A frog falling out of a plane can be treated as a simple system and described by classic Newtonian physics—a point with a trajectory undergoing acceleration. Everything else about the frog can be ignored. It does not matter if the frog is susceptible to Ebola or HIV or if it is susceptible to Alzheimer’s disease. The same can be said about a human falling out of the same plane. Point, acceleration, trajectory and so forth. The problem arises when one wishes to use a frog to study Alzheimer’s disease in humans. At that level of examination or at that level of organization of complex systems, extrapolation breaks down. Complex systems vary because of initial condition like genetic make-up, respond differently to the same perturbations, and since the whole is greater than the sum of the parts, reductionism can only take us so far in understanding the system. All these things work against using animals to study disease and drug response.

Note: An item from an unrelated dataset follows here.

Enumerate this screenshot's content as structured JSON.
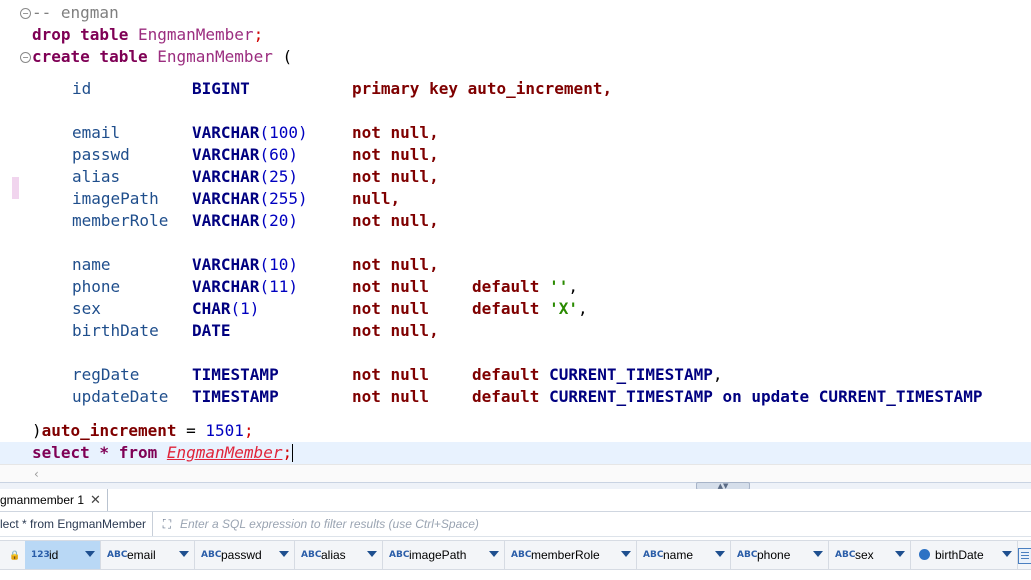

On the other hand, a lot of neat stuff takes place at the level of organization where complex systems can be described in terms of simple systems. The problem DARPA is trying to remedy by using nanomachines, how to kill bacteria, is a good example. Antibiotics kill microbes like bacteria (or inhibit them) because an antibiotic is a chemical, discovered in nature or modified based on a chemical from nature, that kills bacteria. These chemicals are going to do the same thing regardless of what system they find themselves in. So if a chemical kills Staphylococcus aureus in a mouse it will probably kill Staphylococcus aureus in a human. This is not because animals are so similar to humans that they can predict human response to drugs, it is secondary to the fact that the chemical is acting at a level of organization that can be described as a simple system. I would expect the same to be true of nanomachines that kill bacteria mechanically. I am not sure the same will be true of nanomachines that use siRNAs.
Where animal models fail, even with antibiotics, is predicting the effects after exposure to the metabolism by the liver, which varies considerably among species, and predicting side effects. Both of these involve the complex system at a level that cannot be described as a simple system. This is why penicillin, for example, can kill guinea pigs but is largely safe for humans. Of course, the outcome of exposing a bacteria to an antibiotic can also be predicted by using a petri dish colonized by the bacteria and containing an antibiotic disc. An intact living system is not needed. I suspect the Ebola experiment or experiments similar to the Ebola study could have been accomplished in a similar way. (I have addressed the intact systems argument here.)
Nanotechnology is still in its infancy. The potential far outweighs what is actually being accomplished at this point. But the potential is huge. Nanotechnology could be used for drug delivery, treating cancer and heart disease, cleaning up cells, tissue repair, paralysis and stroke, and more. It is not hyperbole to say that it could be revolutionary. It will be interesting to see how DARPA’s concept develops.